Tuttavia, ci può indurre a meglio concentrarci, a vedere le cose da un’altra angolazione, a riposizionarci verso noi stessi. E a riposizionare le altre persone rispetto a noi.
Quando sono sceso da quel rimorchiatore, nella notte marchigiana dell’agosto del 1975, subito mi sono sentito in colpa.
Mi pareva di essere stato scortese con il marinaio del rimorchiatore. Temevo di aver fatto la cosa sbagliata, di essermi perso l’occasione di gustare una fetta di notte nel porto.
Poi mi sono reso conto che invece stavo andando nella giusta direzione. La mia stessa vacanza solitaria – doveva venire un mio amico, con me ad Ancona, ma poi si era ritirato – era del resto la ricerca di un nuovo inizio.

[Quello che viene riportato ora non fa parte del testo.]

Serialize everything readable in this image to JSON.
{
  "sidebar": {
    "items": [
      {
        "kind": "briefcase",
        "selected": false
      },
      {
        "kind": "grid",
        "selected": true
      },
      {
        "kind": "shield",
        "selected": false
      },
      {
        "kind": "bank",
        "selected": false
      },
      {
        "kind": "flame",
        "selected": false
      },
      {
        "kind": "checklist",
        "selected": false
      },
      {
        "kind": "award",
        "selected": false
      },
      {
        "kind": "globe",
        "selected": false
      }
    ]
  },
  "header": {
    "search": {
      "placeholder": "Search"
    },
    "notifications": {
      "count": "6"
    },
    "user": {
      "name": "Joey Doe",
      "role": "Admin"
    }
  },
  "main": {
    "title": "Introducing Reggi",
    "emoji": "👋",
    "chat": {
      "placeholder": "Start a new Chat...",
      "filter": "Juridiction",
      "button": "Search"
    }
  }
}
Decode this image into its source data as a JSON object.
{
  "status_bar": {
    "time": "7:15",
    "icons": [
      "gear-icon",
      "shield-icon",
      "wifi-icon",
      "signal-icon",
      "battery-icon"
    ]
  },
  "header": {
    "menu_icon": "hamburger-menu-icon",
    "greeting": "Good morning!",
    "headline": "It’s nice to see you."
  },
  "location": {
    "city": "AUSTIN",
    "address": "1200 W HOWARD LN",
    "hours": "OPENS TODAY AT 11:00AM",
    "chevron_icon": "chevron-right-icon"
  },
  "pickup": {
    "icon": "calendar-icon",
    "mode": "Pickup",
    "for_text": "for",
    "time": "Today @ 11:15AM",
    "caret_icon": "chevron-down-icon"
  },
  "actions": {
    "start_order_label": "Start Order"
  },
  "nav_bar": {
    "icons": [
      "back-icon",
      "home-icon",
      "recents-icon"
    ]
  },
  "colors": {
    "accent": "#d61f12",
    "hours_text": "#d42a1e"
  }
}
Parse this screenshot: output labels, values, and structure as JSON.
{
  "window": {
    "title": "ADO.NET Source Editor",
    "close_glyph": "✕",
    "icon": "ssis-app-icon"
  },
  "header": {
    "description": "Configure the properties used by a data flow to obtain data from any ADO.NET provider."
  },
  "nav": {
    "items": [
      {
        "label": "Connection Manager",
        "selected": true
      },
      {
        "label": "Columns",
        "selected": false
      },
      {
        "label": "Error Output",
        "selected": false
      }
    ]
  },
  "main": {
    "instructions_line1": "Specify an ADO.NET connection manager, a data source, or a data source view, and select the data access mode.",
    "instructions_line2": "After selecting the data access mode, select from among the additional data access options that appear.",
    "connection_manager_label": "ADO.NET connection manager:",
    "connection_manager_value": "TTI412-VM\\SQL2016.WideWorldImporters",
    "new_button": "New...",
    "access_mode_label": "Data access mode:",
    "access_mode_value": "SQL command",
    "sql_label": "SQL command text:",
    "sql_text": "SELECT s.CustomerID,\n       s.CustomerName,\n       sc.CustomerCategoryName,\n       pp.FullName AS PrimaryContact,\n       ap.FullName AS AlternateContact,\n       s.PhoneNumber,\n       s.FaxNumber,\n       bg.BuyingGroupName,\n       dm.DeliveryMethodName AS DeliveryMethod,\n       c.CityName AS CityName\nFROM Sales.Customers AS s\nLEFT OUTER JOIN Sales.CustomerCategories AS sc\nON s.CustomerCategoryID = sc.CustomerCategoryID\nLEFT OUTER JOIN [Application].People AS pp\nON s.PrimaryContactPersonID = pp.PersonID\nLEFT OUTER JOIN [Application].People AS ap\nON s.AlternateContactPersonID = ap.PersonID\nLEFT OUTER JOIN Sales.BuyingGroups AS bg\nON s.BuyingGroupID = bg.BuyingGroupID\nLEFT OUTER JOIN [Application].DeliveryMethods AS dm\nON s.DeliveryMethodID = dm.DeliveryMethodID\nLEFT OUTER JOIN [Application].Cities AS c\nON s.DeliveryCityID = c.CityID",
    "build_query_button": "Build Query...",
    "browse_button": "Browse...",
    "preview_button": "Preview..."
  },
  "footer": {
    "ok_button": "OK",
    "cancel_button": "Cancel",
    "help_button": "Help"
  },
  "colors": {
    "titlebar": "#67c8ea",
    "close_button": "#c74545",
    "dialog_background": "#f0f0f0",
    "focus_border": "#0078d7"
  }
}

Avevo compiuto 18 anni, quell’anno. Grazie alla riforma sulla maggiore età, ero andato a votare per la prima volta. E avevo addirittura fatto lo scrutatore al seggio, quand’ero poco più che un ragazzo.
Era un nuovo inizio. E la fuga verso le Marche, verso la notte nella mia pensioncina, verso i miei pensieri era stata la scelta per cambiare.
Quella fuga mi è servita a scoprire Sirolo e la Riviera del Conero, il mio luogo dell’anima. Da lì sarebbero passate tutte le svolte della mia vita: quelle della vittoria e quella del dolore.
Tuttavia, se la fuga è un’eccellente ricetta per il cambiamento, non possiamo pensare che tutto possa soltanto cambiare. Non possiamo pensare di dover sermpre fuggire.
Occorrono anche punti fermi.
Ci dice Eraclito, filosofo greco che adoro: “Non possiamo immergerci due volte nello stesso fiume”. Le acque del fiume cambiano, infatti. Sono sempre in fuga verso la foce.
Tuttavia, il fiume è sempre quel fiume. Lui non scappa mai, anche se si modifica. Lui resta lì, ad aspettarci, come l’Adige, il fiume di Verona, accanto a cui sono nato, nell’osteria di mia nonna Elda.
Ma non possiamo sempre fuggire
Siamo abili nel mettere in campo le scelte per dribblare la delusione del 54° secondo, quando cadono le illusioni.
Non possiamo, però, credere di vivere per sempre nell’eterno fuggire. Anche il poeta Francesco Petrarca, il cui dissidio interno lo portava a spostarsi da una parte all’altra dell’Italia, si doveva ogni tanto fermare.
C’è poi, in un certo momento della vita, una strana crepa che si insinua nella nostra fuga dalla disillusione.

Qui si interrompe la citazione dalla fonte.